Com quatro portas, cinco lugares e proposta inédita na trajetória da marca, o novo modelo inaugura a entrada definitiva da Ferrari no segmento de veículos de emissão zero. Segundo a fabricante, o nome Luce — palavra italiana para “luz” — simboliza também a direção tecnológica e industrial que a companhia pretende seguir nos próximos anos.
A Ferrari afirma que o Luce redefine os limites técnicos da empresa ao combinar desempenho extremo, soluções aerodinâmicas inéditas e arquitetura elétrica de alta potência. O modelo chega ao mercado europeu por € 550 mil, cerca de 40% acima do preço da Purosangue, SUV da marca lançado recentemente.
O conjunto mecânico utiliza quatro motores elétricos independentes — um em cada roda. Os dois motores dianteiros entregam 286 cavalos de potência, enquanto os traseiros respondem por 843 cv. No total, o sistema alcança 1.129 cv, chegando a 1.050 cv em modo “boost”.
O desempenho mantém o padrão dos superesportivos da companhia. Segundo a Ferrari, o Luce acelera de 0 a 100 km/h em 2,5 segundos e alcança 200 km/h em 6,8 segundos, com velocidade máxima de 310 km/h. A marca descreve o carro como um “relâmpago silencioso que reescreve as leis da Física”.
Mesmo equipada com um conjunto de baterias de grande capacidade, a fabricante buscou reduzir o peso estrutural do veículo. A carroceria utiliza alumínio aeroespacial desenvolvido com apoio da NASA, tecnologia aplicada para diminuir a massa total do automóvel. Ainda assim, o modelo pesa 2.260 quilos, tornando-se o Ferrari mais pesado já produzido. Como comparação, o hiperesportivo F80 pesa 1.525 quilos.
A companhia afirma que 75% do alumínio empregado no veículo é reciclado e aposta em suspensão ativa herdada da F80 para preservar a dinâmica esportiva da marca.
O design rompe com os padrões tradicionais da Ferrari. O projeto foi desenvolvido em parceria entre o Centro Stile de Maranello e a LoveFrom, empresa fundada por Jony Ive, conhecido por liderar o design de produtos da Apple durante a criação do iPhone.
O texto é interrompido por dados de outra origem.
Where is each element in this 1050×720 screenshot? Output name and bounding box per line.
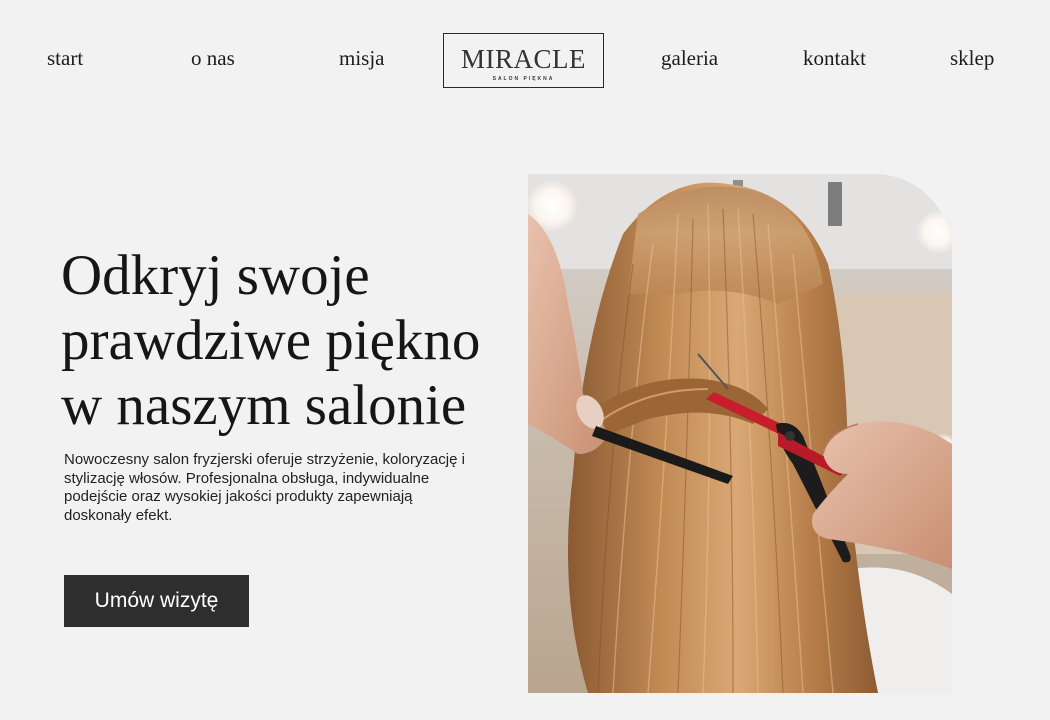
nav-link-start[interactable]: start xyxy=(47,45,83,71)
hairdresser-photo-illustration xyxy=(528,174,952,693)
logo-tagline: SALON PIĘKNA xyxy=(492,76,555,82)
nav-link-misja[interactable]: misja xyxy=(339,45,385,71)
hero-description: Nowoczesny salon fryzjerski oferuje strz… xyxy=(64,451,465,524)
logo-name: MIRACLE xyxy=(461,44,586,74)
hero-title-line-2: prawdziwe piękno xyxy=(61,309,481,372)
nav-link-galeria[interactable]: galeria xyxy=(661,45,718,71)
hero-title-line-1: Odkryj swoje xyxy=(61,244,370,307)
nav-link-kontakt[interactable]: kontakt xyxy=(803,45,866,71)
book-appointment-button[interactable]: Umów wizytę xyxy=(64,575,249,627)
nav-link-o-nas[interactable]: o nas xyxy=(191,45,235,71)
main-navigation: start o nas misja MIRACLE SALON PIĘKNA g… xyxy=(0,0,1050,120)
hero-title-line-3: w naszym salonie xyxy=(61,374,467,437)
brand-logo[interactable]: MIRACLE SALON PIĘKNA xyxy=(443,33,604,88)
hero-photo xyxy=(528,174,952,693)
hero-title: Odkryj swoje prawdziwe piękno w naszym s… xyxy=(61,243,501,438)
nav-link-sklep[interactable]: sklep xyxy=(950,45,994,71)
Faróis e lanternas surgem integrados a painéis escurecidos em formato descrito pela empresa como “lâminas de luz”, enquanto os limpadores de para-brisa ficam posicionados verticalmente para melhorar o fluxo aerodinâmico.
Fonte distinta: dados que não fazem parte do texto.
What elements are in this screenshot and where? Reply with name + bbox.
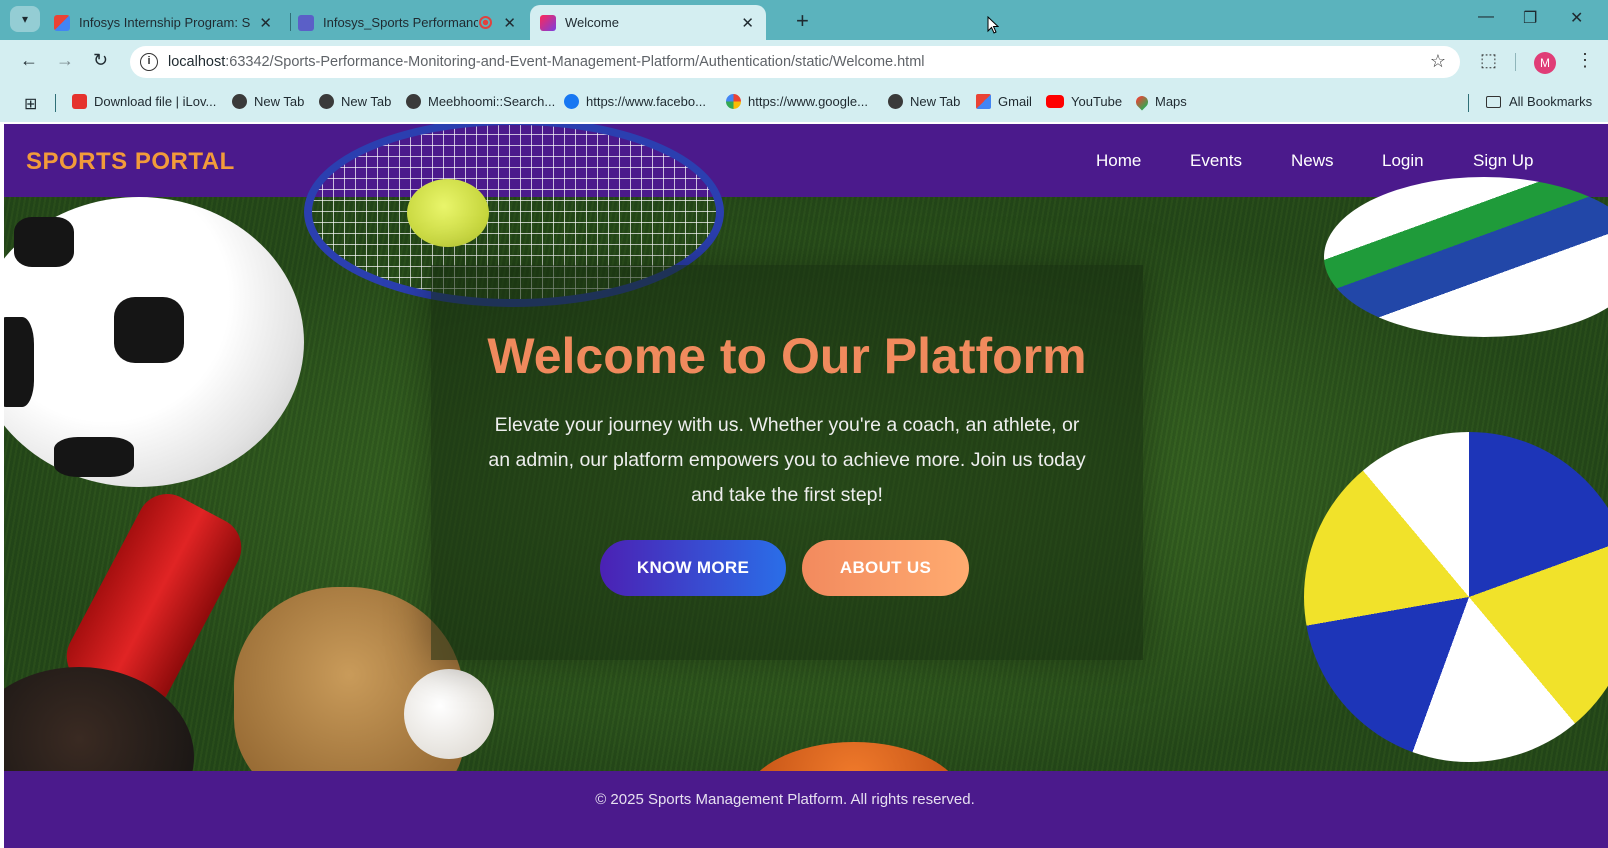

Ao contrário de outras fabricantes de veículos elétricos que simulam artificialmente sons de motores a combustão, a Ferrari decidiu amplificar os ruídos naturais dos motores elétricos. A empresa patenteou uma câmara de ressonância acústica que filtra frequências indesejadas e intensifica o som produzido pelo conjunto elétrico, descrito pela fabricante como uma “sinfonia do futuro”.
O modelo oferece três modos principais de condução — Range, Tour e Performance — além de um sistema de ajuste da entrega de torque em cinco níveis. A frenagem regenerativa também pode ser configurada pelo motorista diretamente no volante.
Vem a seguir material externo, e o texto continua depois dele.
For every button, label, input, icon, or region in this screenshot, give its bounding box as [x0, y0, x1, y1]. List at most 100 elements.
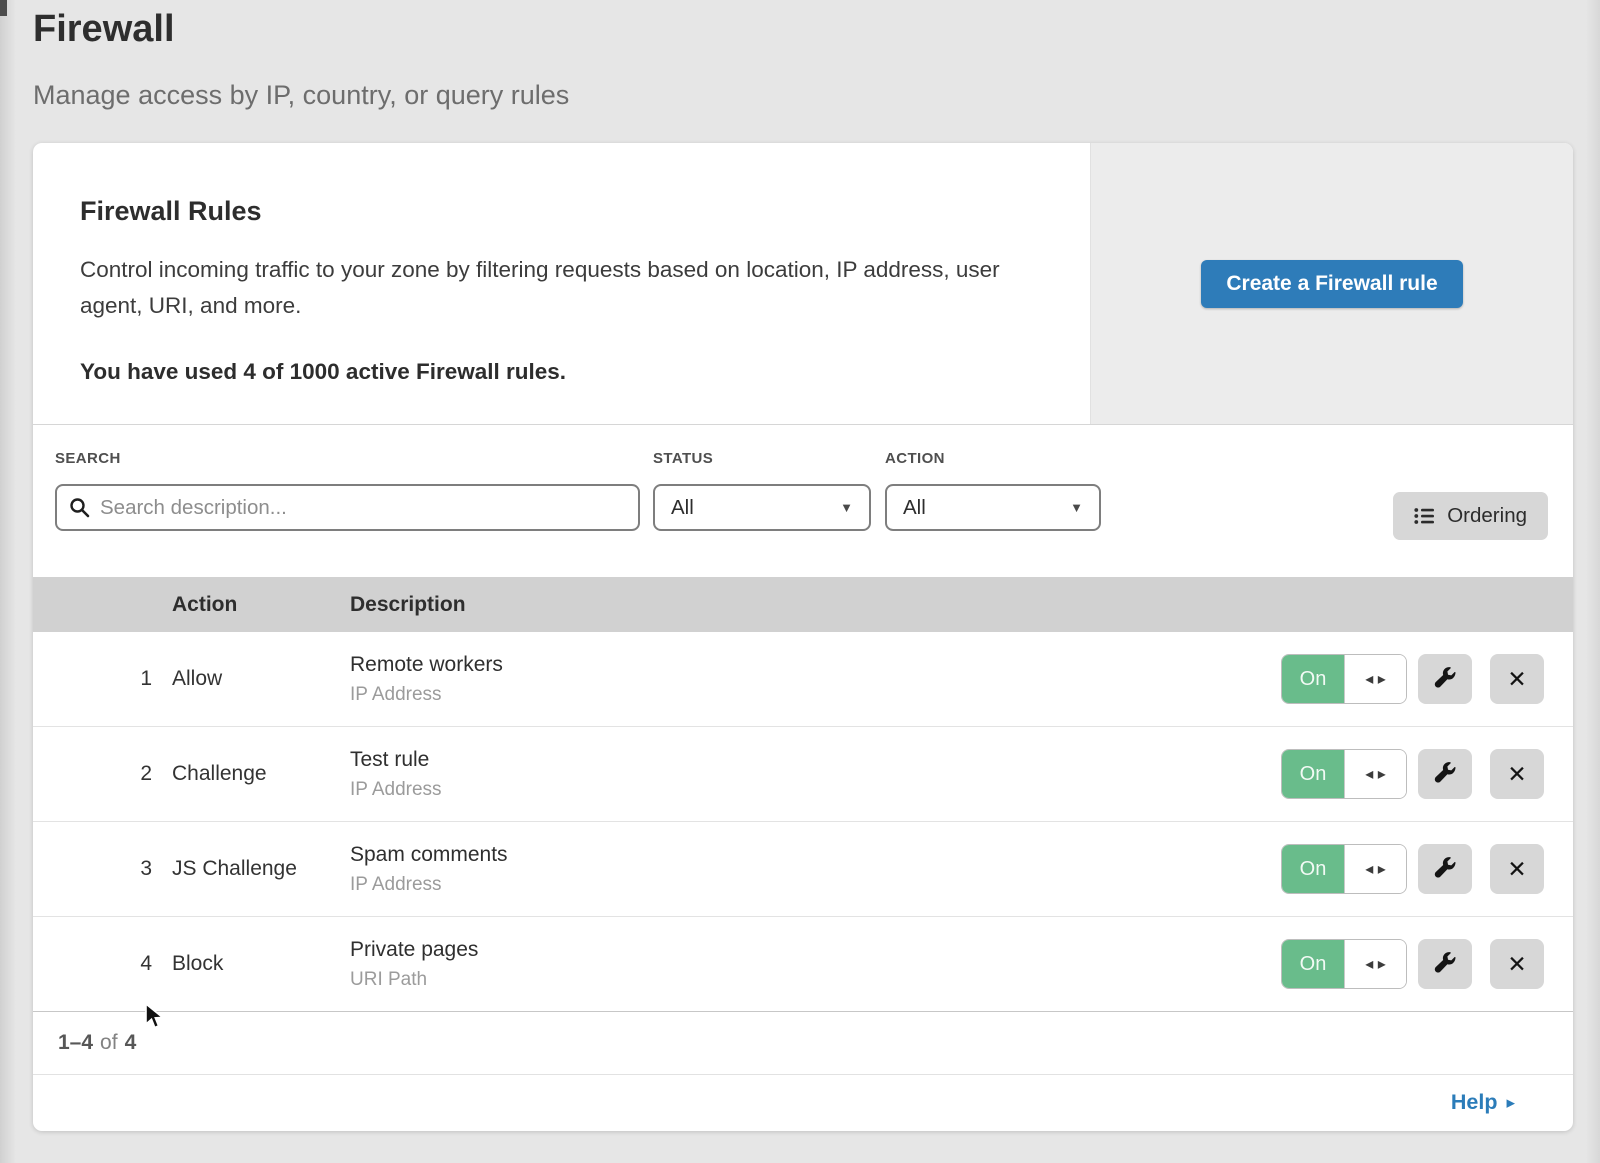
toggle-on-label: On [1282, 845, 1344, 893]
search-filter: SEARCH [55, 450, 640, 531]
left-right-arrows-icon: ◂ ▸ [1365, 859, 1386, 879]
wrench-icon [1432, 856, 1458, 882]
intro-section: Firewall Rules Control incoming traffic … [33, 143, 1573, 425]
rule-action: Block [172, 952, 350, 976]
status-selected-value: All [671, 496, 694, 520]
usage-summary: You have used 4 of 1000 active Firewall … [80, 359, 1050, 385]
section-heading: Firewall Rules [80, 196, 1050, 227]
rule-action: Challenge [172, 762, 350, 786]
pagination-total: 4 [125, 1031, 137, 1055]
description-column-header: Description [350, 593, 1573, 617]
toggle-handle[interactable]: ◂ ▸ [1344, 655, 1406, 703]
rule-priority: 4 [33, 952, 172, 976]
table-row: 2 Challenge Test rule IP Address On ◂ ▸ … [33, 727, 1573, 822]
ordering-list-icon [1414, 507, 1436, 525]
filter-bar: SEARCH STATUS All ▼ ACTION [33, 425, 1573, 577]
intro-text-block: Firewall Rules Control incoming traffic … [33, 143, 1090, 424]
rule-description: Private pages [350, 938, 1281, 962]
rule-controls: On ◂ ▸ ✕ [1281, 939, 1573, 989]
action-label: ACTION [885, 450, 1101, 467]
card-footer: Help ▸ [33, 1074, 1573, 1129]
rule-controls: On ◂ ▸ ✕ [1281, 654, 1573, 704]
pagination-range: 1–4 [58, 1031, 93, 1055]
chevron-down-icon: ▼ [1070, 500, 1083, 515]
close-icon: ✕ [1507, 856, 1526, 883]
delete-rule-button[interactable]: ✕ [1490, 749, 1544, 799]
pagination-bar: 1–4 of 4 [33, 1012, 1573, 1074]
wrench-icon [1432, 951, 1458, 977]
edit-rule-button[interactable] [1418, 749, 1472, 799]
help-link[interactable]: Help ▸ [1451, 1090, 1515, 1115]
search-icon [69, 497, 90, 518]
rule-description-cell: Remote workers IP Address [350, 653, 1281, 706]
search-input[interactable] [100, 496, 626, 520]
page-title: Firewall [33, 8, 175, 51]
ordering-button-label: Ordering [1447, 504, 1527, 528]
firewall-rules-card: Firewall Rules Control incoming traffic … [33, 143, 1573, 1131]
left-right-arrows-icon: ◂ ▸ [1365, 669, 1386, 689]
rule-match-type: IP Address [350, 779, 1281, 801]
rule-priority: 1 [33, 667, 172, 691]
toggle-handle[interactable]: ◂ ▸ [1344, 750, 1406, 798]
rule-action: Allow [172, 667, 350, 691]
edit-rule-button[interactable] [1418, 939, 1472, 989]
action-select[interactable]: All ▼ [885, 484, 1101, 531]
status-select[interactable]: All ▼ [653, 484, 871, 531]
page-subtitle: Manage access by IP, country, or query r… [33, 80, 569, 111]
status-label: STATUS [653, 450, 871, 467]
chevron-down-icon: ▼ [840, 500, 853, 515]
action-column-header: Action [172, 593, 350, 617]
toggle-on-label: On [1282, 655, 1344, 703]
rule-description-cell: Private pages URI Path [350, 938, 1281, 991]
table-row: 4 Block Private pages URI Path On ◂ ▸ ✕ [33, 917, 1573, 1012]
toggle-handle[interactable]: ◂ ▸ [1344, 845, 1406, 893]
toggle-on-label: On [1282, 940, 1344, 988]
pagination-of-label: of [100, 1031, 118, 1055]
rule-match-type: IP Address [350, 874, 1281, 896]
rule-description-cell: Spam comments IP Address [350, 843, 1281, 896]
table-header: Action Description [33, 577, 1573, 632]
rule-priority: 2 [33, 762, 172, 786]
triangle-right-icon: ▸ [1506, 1091, 1515, 1113]
firewall-page: Firewall Manage access by IP, country, o… [0, 0, 1600, 1163]
toggle-on-label: On [1282, 750, 1344, 798]
rule-enabled-toggle[interactable]: On ◂ ▸ [1281, 654, 1407, 704]
search-box[interactable] [55, 484, 640, 531]
rule-description-cell: Test rule IP Address [350, 748, 1281, 801]
rule-description: Spam comments [350, 843, 1281, 867]
rule-priority: 3 [33, 857, 172, 881]
action-filter: ACTION All ▼ [885, 450, 1101, 531]
delete-rule-button[interactable]: ✕ [1490, 844, 1544, 894]
status-filter: STATUS All ▼ [653, 450, 871, 531]
delete-rule-button[interactable]: ✕ [1490, 939, 1544, 989]
close-icon: ✕ [1507, 666, 1526, 693]
table-row: 3 JS Challenge Spam comments IP Address … [33, 822, 1573, 917]
rule-enabled-toggle[interactable]: On ◂ ▸ [1281, 749, 1407, 799]
action-selected-value: All [903, 496, 926, 520]
rule-description: Test rule [350, 748, 1281, 772]
edit-rule-button[interactable] [1418, 654, 1472, 704]
create-rule-panel: Create a Firewall rule [1090, 143, 1573, 424]
table-row: 1 Allow Remote workers IP Address On ◂ ▸… [33, 632, 1573, 727]
wrench-icon [1432, 761, 1458, 787]
section-description: Control incoming traffic to your zone by… [80, 252, 1030, 324]
left-right-arrows-icon: ◂ ▸ [1365, 954, 1386, 974]
edit-rule-button[interactable] [1418, 844, 1472, 894]
help-link-label: Help [1451, 1090, 1498, 1115]
close-icon: ✕ [1507, 761, 1526, 788]
ordering-button[interactable]: Ordering [1393, 492, 1548, 540]
wrench-icon [1432, 666, 1458, 692]
rule-match-type: IP Address [350, 684, 1281, 706]
close-icon: ✕ [1507, 951, 1526, 978]
create-firewall-rule-button[interactable]: Create a Firewall rule [1201, 260, 1462, 308]
rule-action: JS Challenge [172, 857, 350, 881]
rule-match-type: URI Path [350, 969, 1281, 991]
window-edge-artifact [0, 0, 7, 16]
rule-controls: On ◂ ▸ ✕ [1281, 844, 1573, 894]
rule-enabled-toggle[interactable]: On ◂ ▸ [1281, 939, 1407, 989]
delete-rule-button[interactable]: ✕ [1490, 654, 1544, 704]
rule-enabled-toggle[interactable]: On ◂ ▸ [1281, 844, 1407, 894]
left-right-arrows-icon: ◂ ▸ [1365, 764, 1386, 784]
rule-description: Remote workers [350, 653, 1281, 677]
toggle-handle[interactable]: ◂ ▸ [1344, 940, 1406, 988]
Na cabine, o projeto também carrega influência do universo Apple. O painel combina referências dos modelos Ferrari dos anos 1970 com recursos digitais avançados. O cluster utiliza três telas redondas que simulam instrumentos analógicos, enquanto a central multimídia adota formato semelhante a um tablet suspenso sobre suporte metálico.
Com 5,02 metros de comprimento e porta-malas de 597 litros — o maior já produzido pela Ferrari —, o Luce amplia a proposta de uso cotidiano sem abandonar o foco em desempenho.
A bateria de 122 kWh, integrada ao assoalho para reduzir o centro de gravidade, garante autonomia estimada em 530 quilômetros no padrão europeu WLTP. O sistema elétrico opera em arquitetura de 800 volts e suporta recargas ultrarrápidas de até 350 kW.